Monday, December 12, 2022

Vault of Christmas

It's astounding how printed material can be so closely soldered to a time in your life. 

Take for instance Christmas Holidays in Grade 4, 1992 through to New Year's 1993. Back then, they had these reprints of the old EC Comics, like Vault of Horror and Tales from the Crypt. Gladstone was doing them, the same company that published Uncle Scrooge and Donald Duck reprints. Well, for Christmas, I had got Vault of Horror number four, I believe it was by that enumeration, a double issue that had maybe Haunt of Fear as the back half. That was my Christmas gift, I think, just that one lousy issue. But that issue was fantastic. I mean, that issue was my Christmas Holiday from 1992 to the first few days of 1993. 

I can still remember the cover, a classy antebellum dame looking on in horror at some creature we can only imagine, because our perspective is from behind a rotted hand resting on a bannister. And the inside of that comic book, well, it delineated the very parameters of that holiday period—of that time and space. I spent most of that time in my parents' cabin in the woods, with its coal-oil lamps and its wood-heating and no electricity. The space of that confining cabin became the spaces described within the eight stories that spanned those two issues. 

There was the story of a man who, in his rise up the corporate ladder in the soap factory, had thrown his ever-hectoring boss into a vat of soap. Now, as he showered before a big date with a classy gal (a consequence of his inflated status), one of the bars of soap, apparently possessed by the murdered boss, slips away from the murderer and clogs the shower drain, leading to a death by drowning. I was in that shower all throughout that holiday. 

In another story, four or five Russian people in a sleigh are trying to escape pursuit by wolves. They finally decide that one of them has to be thrown to the canines to allow the others to escape. It's sort of a trolley problem as conceived by the Crypt Keeper. And for that whole holiday, I daresay I was in that sled. The narrow confines of the cabin were expanded by that well-thumbed EC reprint. There's no conclusion to that wolf story, so I can offer no real spoiler alert here, because we never get to see who volunteered to go over the side, or who was forcibly chosen by the group. So there are as many endings written in your mind as there were Russians in that sleigh. 

And so this comic book expands the space of this one story times five, multiplying the conceptual space into something much more expansive. You read it over and over again and the possibilities multiply. As such, my minimal little winter world, the four walls that seemed perpetual throughout my childhood, began to expand. Stories stretched space and time. Perhaps the expansiveness of narrative made that reprieve from school seem a little bit longer. I wouldn't have much wanted to go back to school. 

It was that year that I was really coming to terms with how much I wasn't getting done. I had this baseless, paranoid thought that I might fail grade four, just because I hadn't finished a few worksheets. I guess that's the first time I realized I was lagging behind in my effort to do things my best, and also that I was feeling the strain doing assignments I didn't really see the point of. I never wanted, at least from that point on, to be someone who did busy work and was driven by tasks. 

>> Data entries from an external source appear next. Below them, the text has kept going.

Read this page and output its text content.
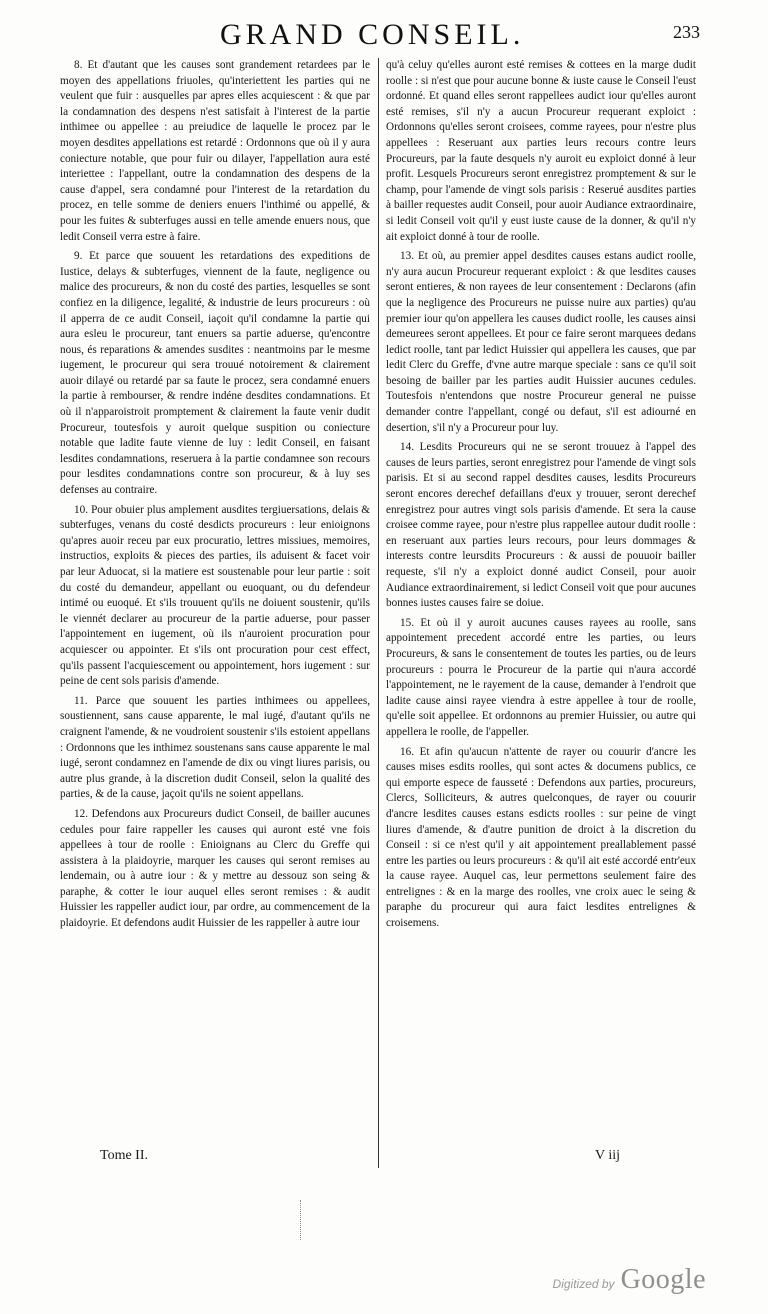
GRAND CONSEIL.	233

8. Et d'autant que les causes sont grandement retardees par le moyen des appellations friuoles, qu'interiettent les parties qui ne veulent que fuir : ausquelles par apres elles acquiescent : & que par la condamnation des despens n'est satisfait à l'interest de la partie inthimee ou appellee : au preiudice de laquelle le procez par le moyen desdites appellations est retardé : Ordonnons que où il y aura coniecture notable, que pour fuir ou dilayer, l'appellation aura esté interiettee : l'appellant, outre la condamnation des despens de la cause d'appel, sera condamné pour l'interest de la retardation du procez, en telle somme de deniers enuers l'inthimé ou appellé, & pour les fuites & subterfuges aussi en telle amende enuers nous, que ledit Conseil verra estre à faire.

9. Et parce que souuent les retardations des expeditions de Iustice, delays & subterfuges, viennent de la faute, negligence ou malice des procureurs, & non du costé des parties, lesquelles se sont confiez en la diligence, legalité, & industrie de leurs procureurs : où il apperra de ce audit Conseil, iaçoit qu'il condamne la partie qui aura esleu le procureur, tant enuers sa partie aduerse, qu'encontre nous, és reparations & amendes susdites : neantmoins par le mesme iugement, le procureur qui sera trouué notoirement & clairement auoir dilayé ou retardé par sa faute le procez, sera condamné enuers la partie à rembourser, & rendre indéne desdites condamnations. Et où il n'apparoistroit promptement & clairement la faute venir dudit Procureur, toutesfois y auroit quelque suspition ou coniecture notable que ladite faute vienne de luy : ledit Conseil, en faisant lesdites condamnations, reseruera à la partie condamnee son recours pour lesdites condamnations contre son procureur, & à luy ses defenses au contraire.

10. Pour obuier plus amplement ausdites tergiuersations, delais & subterfuges, venans du costé desdicts procureurs : leur enioignons qu'apres auoir receu par eux procuratio, lettres missiues, memoires, instructios, exploits & pieces des parties, ils aduisent & facet voir par leur Aduocat, si la matiere est soustenable pour leur partie : soit du costé du demandeur, appellant ou euoquant, ou du defendeur intimé ou euoqué. Et s'ils trouuent qu'ils ne doiuent soustenir, qu'ils le viennét declarer au procureur de la partie aduerse, pour passer l'appointement en iugement, où ils n'auroient procuration pour acquiescer ou appointer. Et s'ils ont procuration pour cest effect, qu'ils passent l'acquiescement ou appointement, hors iugement : sur peine de cent sols parisis d'amende.

11. Parce que souuent les parties inthimees ou appellees, soustiennent, sans cause apparente, le mal iugé, d'autant qu'ils ne craignent l'amende, & ne voudroient soustenir s'ils estoient appellans : Ordonnons que les inthimez soustenans sans cause apparente le mal iugé, seront condamnez en l'amende de dix ou vingt liures parisis, ou autre plus grande, à la discretion dudit Conseil, selon la qualité des parties, & de la cause, jaçoit qu'ils ne soient appellans.

12. Defendons aux Procureurs dudict Conseil, de bailler aucunes cedules pour faire rappeller les causes qui auront esté vne fois appellees à tour de roolle : Enioignans au Clerc du Greffe qui assistera à la plaidoyrie, marquer les causes qui seront remises au lendemain, ou à autre iour : & y mettre au dessouz son seing & paraphe, & cotter le iour auquel elles seront remises : & audit Huissier les rappeller audict iour, par ordre, au commencement de la plaidoyrie. Et defendons audit Huissier de les rappeller à autre iour

qu'à celuy qu'elles auront esté remises & cottees en la marge dudit roolle : si n'est que pour aucune bonne & iuste cause le Conseil l'eust ordonné. Et quand elles seront rappellees audict iour qu'elles auront esté remises, s'il n'y a aucun Procureur requerant exploict : Ordonnons qu'elles seront croisees, comme rayees, pour n'estre plus appellees : Reseruant aux parties leurs recours contre leurs Procureurs, par la faute desquels n'y auroit eu exploict donné à leur profit. Lesquels Procureurs seront enregistrez promptement & sur le champ, pour l'amende de vingt sols parisis : Reserué ausdites parties à bailler requestes audit Conseil, pour auoir Audiance extraordinaire, si ledit Conseil voit qu'il y eust iuste cause de la donner, & qu'il n'y ait exploict donné à tour de roolle.

13. Et où, au premier appel desdites causes estans audict roolle, n'y aura aucun Procureur requerant exploict : & que lesdites causes seront entieres, & non rayees de leur consentement : Declarons (afin que la negligence des Procureurs ne puisse nuire aux parties) qu'au premier iour qu'on appellera les causes dudict roolle, les causes ainsi demeurees seront appellees. Et pour ce faire seront marquees dedans ledict roolle, tant par ledict Huissier qui appellera les causes, que par ledit Clerc du Greffe, d'vne autre marque speciale : sans ce qu'il soit besoing de bailler par les parties audit Huissier aucunes cedules. Toutesfois n'entendons que nostre Procureur general ne puisse demander contre l'appellant, congé ou defaut, s'il est adiourné en desertion, s'il n'y a Procureur pour luy.

14. Lesdits Procureurs qui ne se seront trouuez à l'appel des causes de leurs parties, seront enregistrez pour l'amende de vingt sols parisis. Et si au second rappel desdites causes, lesdits Procureurs seront encores derechef defaillans d'eux y trouuer, seront derechef enregistrez pour autres vingt sols parisis d'amende. Et sera la cause croisee comme rayee, pour n'estre plus rappellee autour dudit roolle : en reseruant aux parties leurs recours, pour leurs dommages & interests contre leursdits Procureurs : & aussi de pouuoir bailler requeste, s'il n'y a exploict donné audict Conseil, pour auoir Audiance extraordinairement, si ledict Conseil voit que pour aucunes bonnes iustes causes faire se doiue.

15. Et où il y auroit aucunes causes rayees au roolle, sans appointement precedent accordé entre les parties, ou leurs Procureurs, & sans le consentement de toutes les parties, ou de leurs procureurs : pourra le Procureur de la partie qui n'aura accordé l'appointement, ne le rayement de la cause, demander à l'endroit que ladite cause ainsi rayee viendra à estre appellee à tour de roolle, qu'elle soit appellee. Et ordonnons au premier Huissier, ou autre qui appellera le roolle, de l'appeller.

16. Et afin qu'aucun n'attente de rayer ou couurir d'ancre les causes mises esdits roolles, qui sont actes & documens publics, ce qui emporte espece de fausseté : Defendons aux parties, procureurs, Clercs, Solliciteurs, & autres quelconques, de rayer ou couurir d'ancre lesdites causes estans esdicts roolles : sur peine de vingt liures d'amende, & d'autre punition de droict à la discretion du Conseil : si ce n'est qu'il y ait appointement preallablement passé entre les parties ou leurs procureurs : & qu'il ait esté accordé entr'eux la cause rayee. Auquel cas, leur permettons seulement faire des entrelignes : & en la marge des roolles, vne croix auec le seing & paraphe du procureur qui aura faict lesdites entrelignes & croisemens.

Tome II.	V iij
Digitized by Google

I see, then, why I gravitated to stories, because they could expand not only space that wasn't there but also time I felt like I didn't have. Seconds and minutes and hours never seemed long enough. Stories opened up new spaces of possibility; the interpretations of a narrative could stack the potentialities. Stories could fold time up in heaps, creating a strata of pocket universes. I wouldn't have been able to explain it then, and I can only vaguely intimate it now. Stories, or at least the best ones, have a multidimensional quality to them. 

I am glad I have had some limited opportunity to tell stories of my own. I hope I can compound those potentialities for other people through my writing. By giving up some of their time to read my works, I hope I can actually make some time for the reader, insofar as we collaborate in utilizing that extraordinary capacity imagination has of being able to multiply what can be, such that the present always seems so full. So while people might deride the EC Comics as corny and far too often predicated on cheap moral lessons (all of them wrapped in gore and gristle), I see them, when at their best, as fantastic stories that compound possibilities. They set the imagination going, and, if you let them, they may just keep it rolling on mercilessly. 

Take it from me—I can look back into Vault of Horror Gladstone reprint number four and I'm back on the cusp of 1992 and 1993, ten years old, in a cabin in the hard nadir of winter wondering about what happened to those Russians in the back of that sleigh, and at the same time experiencing all five possible fates.